The amount and quality of observational data available for kinematic studies increased dramatically during the 1980s and 1990s, due in part to the widespread use of bathymetric and side-scan sonar swath-mapping technologies for seafloor surveys. Because the vigor of research into plate motions has historically been driven by access to such data, the contributions of recent marine geophysical measurements to kinematic research are discussed here.
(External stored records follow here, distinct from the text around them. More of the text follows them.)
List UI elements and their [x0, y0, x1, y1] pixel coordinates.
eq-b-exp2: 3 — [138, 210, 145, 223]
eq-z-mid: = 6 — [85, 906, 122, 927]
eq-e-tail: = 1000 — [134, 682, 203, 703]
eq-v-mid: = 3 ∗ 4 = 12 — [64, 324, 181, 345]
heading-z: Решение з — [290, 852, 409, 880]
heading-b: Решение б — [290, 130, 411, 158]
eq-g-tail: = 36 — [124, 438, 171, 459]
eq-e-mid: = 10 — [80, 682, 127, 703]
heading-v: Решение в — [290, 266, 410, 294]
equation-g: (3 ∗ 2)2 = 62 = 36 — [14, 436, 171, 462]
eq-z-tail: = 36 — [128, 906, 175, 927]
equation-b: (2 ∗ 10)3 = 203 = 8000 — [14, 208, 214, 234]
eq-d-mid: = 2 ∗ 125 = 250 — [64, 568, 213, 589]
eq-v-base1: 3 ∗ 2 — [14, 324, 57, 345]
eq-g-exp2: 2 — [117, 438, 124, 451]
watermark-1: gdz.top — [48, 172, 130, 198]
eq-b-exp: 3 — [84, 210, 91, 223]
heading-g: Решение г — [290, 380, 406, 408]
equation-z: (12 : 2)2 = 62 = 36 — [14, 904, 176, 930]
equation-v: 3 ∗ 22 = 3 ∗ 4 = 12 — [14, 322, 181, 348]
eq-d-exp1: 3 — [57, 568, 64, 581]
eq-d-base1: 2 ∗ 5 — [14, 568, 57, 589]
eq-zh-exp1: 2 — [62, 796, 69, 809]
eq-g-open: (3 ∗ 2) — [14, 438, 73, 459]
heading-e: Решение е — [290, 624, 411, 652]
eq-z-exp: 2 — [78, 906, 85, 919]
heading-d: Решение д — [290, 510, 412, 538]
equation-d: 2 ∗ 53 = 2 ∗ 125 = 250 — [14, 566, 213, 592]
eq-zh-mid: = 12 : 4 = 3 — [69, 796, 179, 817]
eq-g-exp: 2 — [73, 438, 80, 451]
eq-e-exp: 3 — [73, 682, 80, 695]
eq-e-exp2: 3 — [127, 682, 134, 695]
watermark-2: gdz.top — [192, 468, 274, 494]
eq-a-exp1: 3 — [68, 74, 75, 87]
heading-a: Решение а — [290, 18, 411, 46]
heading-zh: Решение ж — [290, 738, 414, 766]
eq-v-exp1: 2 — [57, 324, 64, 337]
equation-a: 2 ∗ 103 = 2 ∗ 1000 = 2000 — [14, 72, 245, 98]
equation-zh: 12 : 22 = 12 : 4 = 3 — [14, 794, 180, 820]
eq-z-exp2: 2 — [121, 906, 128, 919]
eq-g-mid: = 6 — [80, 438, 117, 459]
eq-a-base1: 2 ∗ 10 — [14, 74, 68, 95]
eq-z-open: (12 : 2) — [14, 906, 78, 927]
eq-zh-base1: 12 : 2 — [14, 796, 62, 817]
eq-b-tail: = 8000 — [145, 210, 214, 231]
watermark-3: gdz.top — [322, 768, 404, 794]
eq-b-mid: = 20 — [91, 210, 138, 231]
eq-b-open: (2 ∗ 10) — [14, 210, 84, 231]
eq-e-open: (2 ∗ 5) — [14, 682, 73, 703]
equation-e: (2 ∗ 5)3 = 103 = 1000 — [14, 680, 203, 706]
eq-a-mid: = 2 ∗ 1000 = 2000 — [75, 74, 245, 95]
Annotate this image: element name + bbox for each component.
Multi-beam studies of spreading centers have documented the widespread occurrence of discontinuities in axial rises and valleys, ranging from several hundred meter offsets of the spreading axis (DEVALS or deviations from axial linearity) to multi-hundred km long offsets (transform faults) [ Macdonald et al., 1991]. Non-transform discontinuities, which occur along both slow and fast spreading centers [e.g. Grindlay et al., 1992; Carbotte and Macdonald, 1992], often leave ``wakes'' analogous to pseudofaults that disrupt both the seafloor fabric and magnetic lineations flanking the ridge. Wilson [1993b] and Weiland et al. [1993] demonstrate that if dense, well-navigated kinematic data are used to solve for recent plate motions, seafloor deformations as small as a few km (such as that observed in the seafloor fabric near overlapping rift tips) can be detected. If this level of resolution can be extended to time intervals longer than a few Myr, plate reconstructions could become a powerful tool for studying the intraplate rigidity of oceanic lithosphere over long time intervals.
Recent work (e.g. Lonsdale [1994]) demonstrates that rapid reorientation (e.g. less than
10
years)
of spreading axes and transform faults occurs in response to changes in plate directions.
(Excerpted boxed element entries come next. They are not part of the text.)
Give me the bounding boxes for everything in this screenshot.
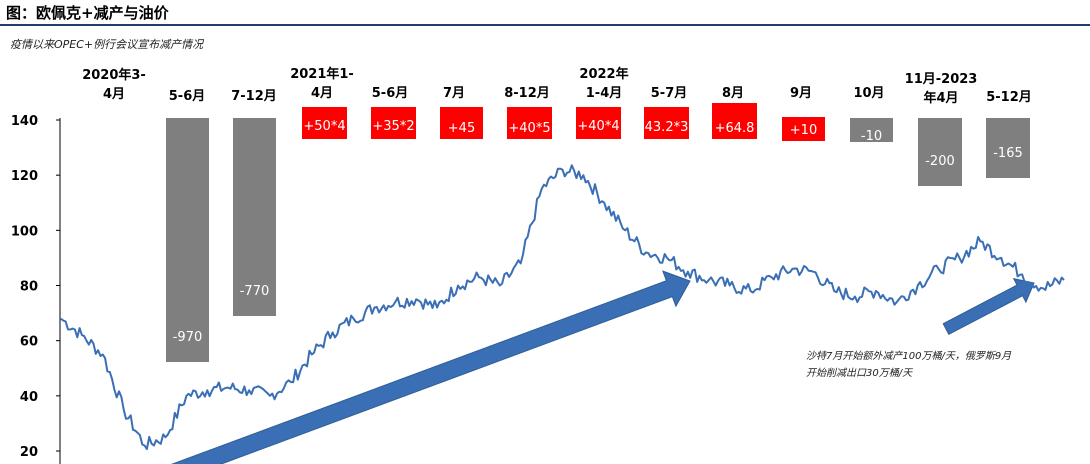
production-change-rect	[507, 107, 552, 139]
period-label: 2022年 1-4月	[579, 66, 628, 101]
production-change-bar: +35*2	[371, 107, 416, 139]
production-change-label: +45	[448, 121, 475, 136]
production-change-rect	[576, 107, 621, 139]
production-change-label: +50*4	[303, 119, 345, 134]
production-change-label: +64.8	[715, 121, 755, 136]
production-change-bar: 43.2*3	[644, 107, 689, 139]
production-change-rect	[918, 118, 962, 186]
production-change-bar: -970	[166, 118, 209, 362]
period-label: 5-6月	[372, 86, 409, 101]
production-change-label: -770	[240, 284, 270, 299]
period-labels: 2020年3-4月 5-6月 7-12月 2021年1-4月 5-6月 7月 8-12月 20…	[82, 66, 1032, 106]
production-change-bar: -200	[918, 118, 962, 186]
oil-price-line	[60, 164, 1065, 451]
period-label: 11月-2023 年4月	[905, 72, 978, 106]
period-label: 7月	[443, 86, 465, 101]
production-change-rect	[986, 118, 1030, 178]
annotation-line: 开始削减出口30万桶/天	[806, 367, 913, 379]
production-change-rect	[782, 117, 825, 141]
period-label: 5-6月	[169, 89, 206, 104]
production-change-rect	[712, 103, 757, 139]
production-change-label: 43.2*3	[645, 120, 689, 135]
y-axis: 20 40 60 80 100 120 140	[11, 114, 61, 464]
production-change-rect	[302, 107, 347, 139]
trend-arrow	[942, 278, 1035, 335]
production-change-rect	[371, 107, 416, 139]
production-change-bar: +40*5	[507, 107, 552, 139]
production-change-rect	[850, 118, 893, 142]
production-change-bars: -970 -770 +50*4 +35*2 +45 +40*5 +40*4 43.2*3 +64…	[166, 103, 1030, 362]
production-change-label: +35*2	[372, 119, 414, 134]
production-change-rect	[440, 107, 483, 139]
period-label: 8-12月	[504, 86, 550, 101]
y-tick-label: 120	[11, 169, 38, 184]
y-tick-label: 40	[20, 390, 38, 405]
production-change-bar: -770	[233, 118, 276, 316]
trend-arrow	[171, 270, 691, 464]
production-change-label: -970	[173, 330, 203, 345]
figure-subtitle: 疫情以来OPEC+例行会议宣布减产情况	[10, 38, 204, 51]
period-label: 2021年1-4月	[290, 66, 354, 101]
production-change-bar: -10	[850, 118, 893, 144]
production-change-label: +10	[790, 123, 817, 138]
y-tick-label: 20	[20, 445, 38, 460]
y-tick-label: 100	[11, 224, 38, 239]
period-label: 9月	[790, 86, 812, 101]
production-change-label: +40*4	[577, 119, 619, 134]
production-change-rect	[233, 118, 276, 316]
production-change-rect	[166, 118, 209, 362]
production-change-bar: +10	[782, 117, 825, 141]
y-tick-label: 140	[11, 114, 38, 129]
period-label: 7-12月	[231, 89, 277, 104]
price-series	[60, 164, 1065, 451]
period-label: 5-12月	[986, 90, 1032, 105]
production-change-label: -165	[993, 146, 1023, 161]
period-label: 5-7月	[651, 86, 688, 101]
y-tick-label: 60	[20, 335, 38, 350]
period-label: 8月	[722, 86, 744, 101]
production-change-bar: +50*4	[302, 107, 347, 139]
production-change-bar: +64.8	[712, 103, 757, 139]
production-change-label: -10	[861, 129, 882, 144]
production-change-rect	[644, 107, 689, 139]
annotation-line: 沙特7月开始额外减产100万桶/天，俄罗斯9月	[806, 350, 1012, 362]
title-divider	[0, 24, 1090, 26]
production-change-label: -200	[925, 154, 955, 169]
figure-title: 图：欧佩克+减产与油价	[6, 4, 169, 22]
production-change-bar: -165	[986, 118, 1030, 178]
period-label: 10月	[853, 86, 884, 101]
production-change-bar: +45	[440, 107, 483, 139]
production-change-bar: +40*4	[576, 107, 621, 139]
y-tick-label: 80	[20, 280, 38, 295]
production-change-label: +40*5	[508, 121, 550, 136]
period-label: 2020年3-4月	[82, 67, 146, 102]
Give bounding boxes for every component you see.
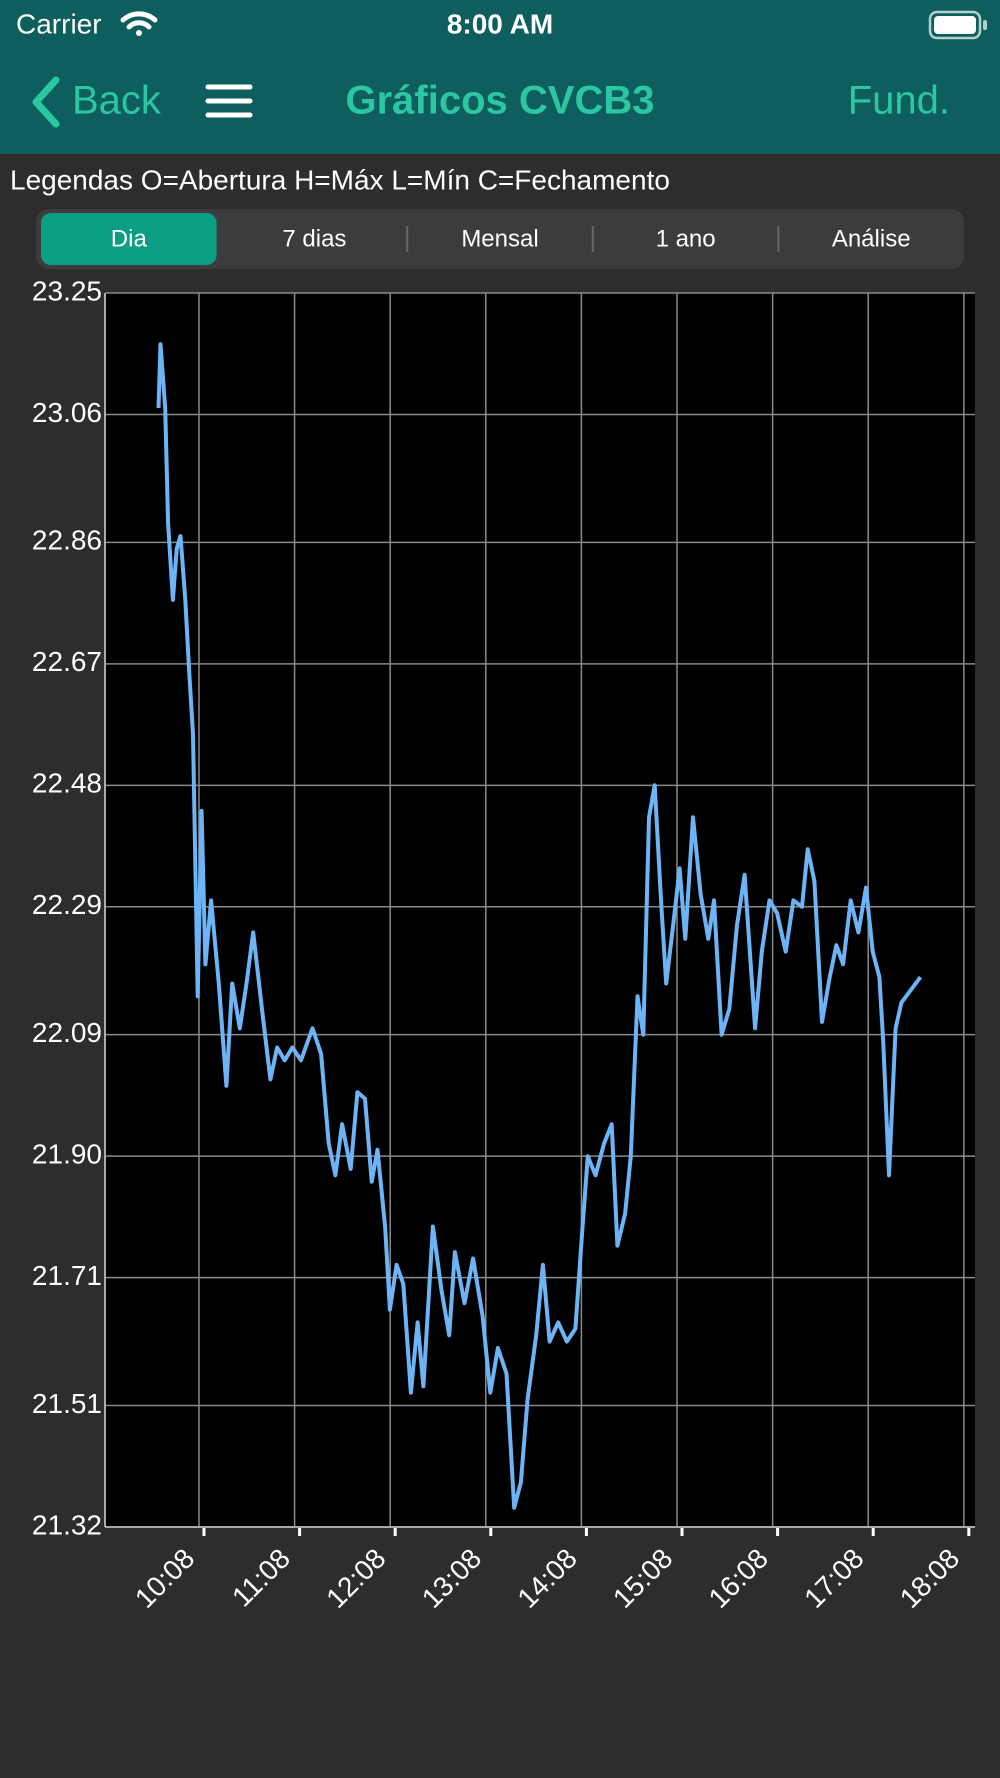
back-chevron[interactable]: [32, 76, 60, 128]
wifi-icon: [120, 11, 158, 36]
header: [0, 0, 1000, 154]
fund-button[interactable]: Fund.: [848, 79, 950, 123]
plot-area: [105, 293, 975, 1527]
battery-icon: [928, 10, 987, 40]
price-line: [156, 342, 923, 1510]
y-tick-label: 21.71: [32, 1260, 102, 1291]
segmented-control: [36, 209, 964, 269]
y-tick-label: 22.67: [32, 646, 102, 677]
legend-text: Legendas O=Abertura H=Máx L=Mín C=Fecham…: [10, 164, 670, 195]
tab-label[interactable]: Dia: [111, 225, 148, 252]
y-tick-label: 23.25: [32, 275, 102, 306]
back-label[interactable]: Back: [72, 79, 162, 123]
y-tick-label: 22.29: [32, 889, 102, 920]
nav-title: Gráficos CVCB3: [346, 79, 655, 123]
y-tick-label: 23.06: [32, 397, 102, 428]
y-tick-label: 21.90: [32, 1139, 102, 1170]
tab-label[interactable]: 1 ano: [656, 225, 716, 252]
tab-label[interactable]: Mensal: [461, 225, 538, 252]
y-tick-label: 21.32: [32, 1509, 102, 1540]
menu-button[interactable]: [205, 84, 253, 118]
tab-label[interactable]: Análise: [832, 225, 911, 252]
tab-label[interactable]: 7 dias: [282, 225, 346, 252]
y-tick-label: 22.48: [32, 768, 102, 799]
y-tick-label: 21.51: [32, 1388, 102, 1419]
carrier: Carrier: [16, 8, 102, 39]
y-tick-label: 22.86: [32, 525, 102, 556]
y-tick-label: 22.09: [32, 1017, 102, 1048]
tab-selected-bg: [41, 213, 217, 265]
clock: 8:00 AM: [447, 8, 553, 39]
back-button[interactable]: Back: [32, 76, 162, 128]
The nearly continuous record of Mesozoic and Cenozoic spreading directions recorded in seafloor
created at ridges has gone largely unexploited due to the lack of modern seafloor surveys located
remote from spreading centers. Fortunately, an increasing number of swath-mapping surveys are now
venturing away from the ridge, and early results are promising. Lonsdale [1991] demonstrates that
isolated swath-mapping profiles constrain the complex kinematic histories of oceanic microplates off
Peninsular California, and a multi-beam survey of the Pitman fracture zone between the Campbell
Plateau and continental rise of Marie Byrd Land is yielding important information about the
Cenozoic history of Pacific-Antarctic motion [ Cande et al., 1992]. The amount of useful kinematic
information from the latter survey argues for similarly designed surveys along other fracture zones.